Transparency in company financial disclosures and storage of store customer assets is also at the forefront of industry discourse, following the revelation that billions of dollars in FTX assets have yet to be located by executives. Most major exchanges have pledged to publish proof of their reserves in recent weeks, typically in the form of a third-party audit. 

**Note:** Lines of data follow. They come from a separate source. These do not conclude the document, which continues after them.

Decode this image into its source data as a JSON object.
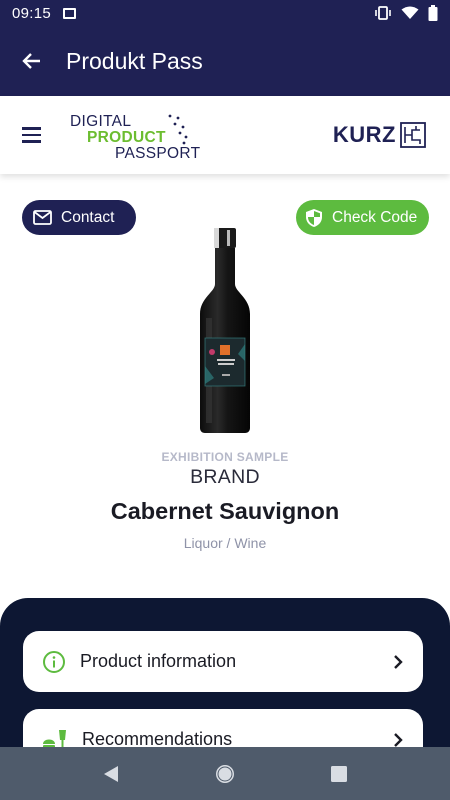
{
  "status_bar": {
    "time": "09:15"
  },
  "app_bar": {
    "title": "Produkt Pass"
  },
  "header": {
    "logo_line1": "DIGITAL",
    "logo_line2": "PRODUCT",
    "logo_line3": "PASSPORT",
    "partner_logo": "KURZ"
  },
  "actions": {
    "contact_label": "Contact",
    "check_code_label": "Check Code"
  },
  "product": {
    "exhibition_label": "EXHIBITION SAMPLE",
    "brand": "BRAND",
    "name": "Cabernet Sauvignon",
    "category": "Liquor / Wine"
  },
  "menu": {
    "items": [
      {
        "label": "Product information",
        "icon": "info-icon"
      },
      {
        "label": "Recommendations",
        "icon": "food-drink-icon"
      }
    ]
  },
  "colors": {
    "navy": "#1f2154",
    "green": "#5dbb3f",
    "panel": "#0d1733",
    "nav": "#4f5b6b"
  }
}
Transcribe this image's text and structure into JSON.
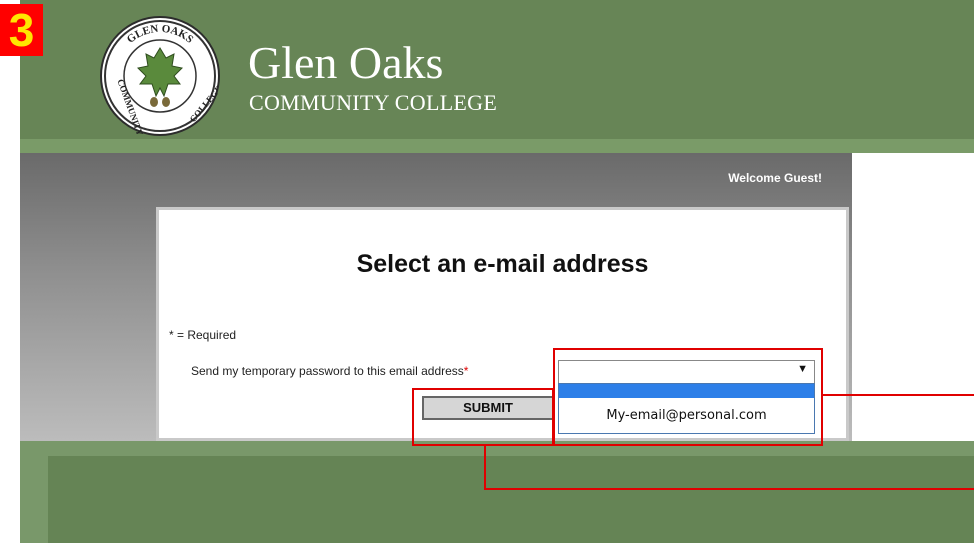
{
  "badge": {
    "label": "3"
  },
  "brand": {
    "name": "Glen Oaks",
    "subtitle": "COMMUNITY COLLEGE",
    "seal_text_top": "GLEN OAKS",
    "seal_text_left": "COMMUNITY",
    "seal_text_right": "COLLEGE"
  },
  "header": {
    "welcome": "Welcome Guest!"
  },
  "form": {
    "title": "Select an e-mail address",
    "required_note": "* = Required",
    "field_label": "Send my temporary password to this email address",
    "required_star": "*",
    "select_value": "",
    "select_arrow": "▼",
    "dropdown_options": [
      "My-email@personal.com"
    ],
    "submit_label": "SUBMIT"
  },
  "colors": {
    "header_green": "#678556",
    "footer_green": "#79986a",
    "annotation_red": "#e00000",
    "badge_red": "#ff0000",
    "badge_text": "#ffe600",
    "dropdown_highlight": "#2d7fe8"
  }
}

“There’s an opportunity in this market to provide a compliance focused platform and to bring the transparency and trust that people have been hoping for,” said Boggiano. In bidding for Voyager, the career histories of Rathi and herself, with several years spent at firms like the New York Stock Exchange and Guggenheim Partners, “bring to it a different perspective that some of the more inexperienced people -- that have two or four years of experience -- may not have have lived through,” she added.

The case is Voyager Digital Holdings Inc., 22-10943, U.S. Bankruptcy Court for the Southern District of New York (Manhattan).